«Il mio non è un film sull’omicidio Calabresi, ma sulla strage di Piazza Fontana». Si difende così, Marco Tullio Giordana, dalle criticheche gli vengono mosse a proposito dell’omissione nel film della feroce campagna contro il commissario Luigi Calabresi conclusa con il suo assassinio la mattina del 17 maggio 1972. In realtà, Giordana non crede alla colpevolezza di Lotta continua, sentenziata in cinque processi, revisioni comprese, che hanno portato alla condanna di Leonardo Marino, pentito reo confesso, Ovidio Bompressi, Giorgio Pietrostefani e Adriano Sofri.
Ed è questo, con ogni probabilità, il motivo per cui i violenti attacchi di quel movimento e l’appello contro il commissario firmato da 800 intellettuali trovano in Romanzo di una strage , per altri versi un’opera coraggiosa e potente, uno spazio così minimale da aver amareggiato Mario Calabresi. «Il famoso appello era motivato dalla decisione dell’avvocato Lener, legale del commissario, di ricusare il giudice Biotti. Se non avesse contenuto la parola “ torturatore”avrei potuto firmarlo anch’io», rivendica Giordana.
«Tornando al film, credo che le scritte sui muri, Calabresi che mostra ai superiori i giornali annunciando di volerli querelare e i fischi al processo siano sufficienti per informare di quanto è successo prima dell’omicidio. Detto questo, capisco che a Mario Calabresi quei momenti possano non bastare».

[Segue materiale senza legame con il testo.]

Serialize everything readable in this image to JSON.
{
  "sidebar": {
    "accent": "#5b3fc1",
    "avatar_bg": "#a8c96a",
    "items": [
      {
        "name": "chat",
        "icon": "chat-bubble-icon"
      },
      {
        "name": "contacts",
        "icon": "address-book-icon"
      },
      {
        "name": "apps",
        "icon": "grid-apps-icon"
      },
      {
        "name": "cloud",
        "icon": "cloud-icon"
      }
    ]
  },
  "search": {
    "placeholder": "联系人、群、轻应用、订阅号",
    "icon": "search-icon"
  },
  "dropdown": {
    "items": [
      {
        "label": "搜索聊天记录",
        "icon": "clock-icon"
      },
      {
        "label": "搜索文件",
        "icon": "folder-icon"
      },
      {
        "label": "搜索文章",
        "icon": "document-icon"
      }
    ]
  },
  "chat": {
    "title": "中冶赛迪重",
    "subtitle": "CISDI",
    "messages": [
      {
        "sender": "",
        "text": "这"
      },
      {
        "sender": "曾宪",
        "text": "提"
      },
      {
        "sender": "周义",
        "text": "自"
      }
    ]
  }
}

Fin qui la difesa del cineasta. Ma leggendo le note di regia ci si accorge che Lotta continua non è mai citata e quando accenna all’omicidio, Giordana avanza le ipotesi più disparate: «Vendetta del proletariato? Ritorsioneneo-nazista? Operazione sotto copertura dei servizi segreti?». È solo in un minuscolo appunto a pie’ di pagina che si trova il nome del movimento capeggiato da Sofri (che ieri ha detto la sua sul Foglio ), prima di una notazione sibillina: «È attualmente in corso una nuova indagine di polizia giudiziaria che - si legge - potrebbe cambiare radicalmente la fisionomia di questo delitto». Interpellato sull’argomento, il regista si chiude a riccio e fa il cronista: «Non rivelo le mie fonti, ma confermo l’esistenza di questa nuova indagine. I cronisti di giudiziaria dovrebbero approfondire, lavorare di più», butta lì il regista. Come replica alle critiche sulla tesi «bipartisan » del film, secondo la quale nella Banca dell’Agricoltura sarebbero esplose due bombe? «Calabresi stesso riteneva che una fosse stata messa dagli anarchici e l’altra, più potente, dall’estrema destra, secondo la tesi “menti di destra, manovalanza di sinistra”. Io ritengo che le due bombe avessero matrice neonazista e dei servizi segreti deviati».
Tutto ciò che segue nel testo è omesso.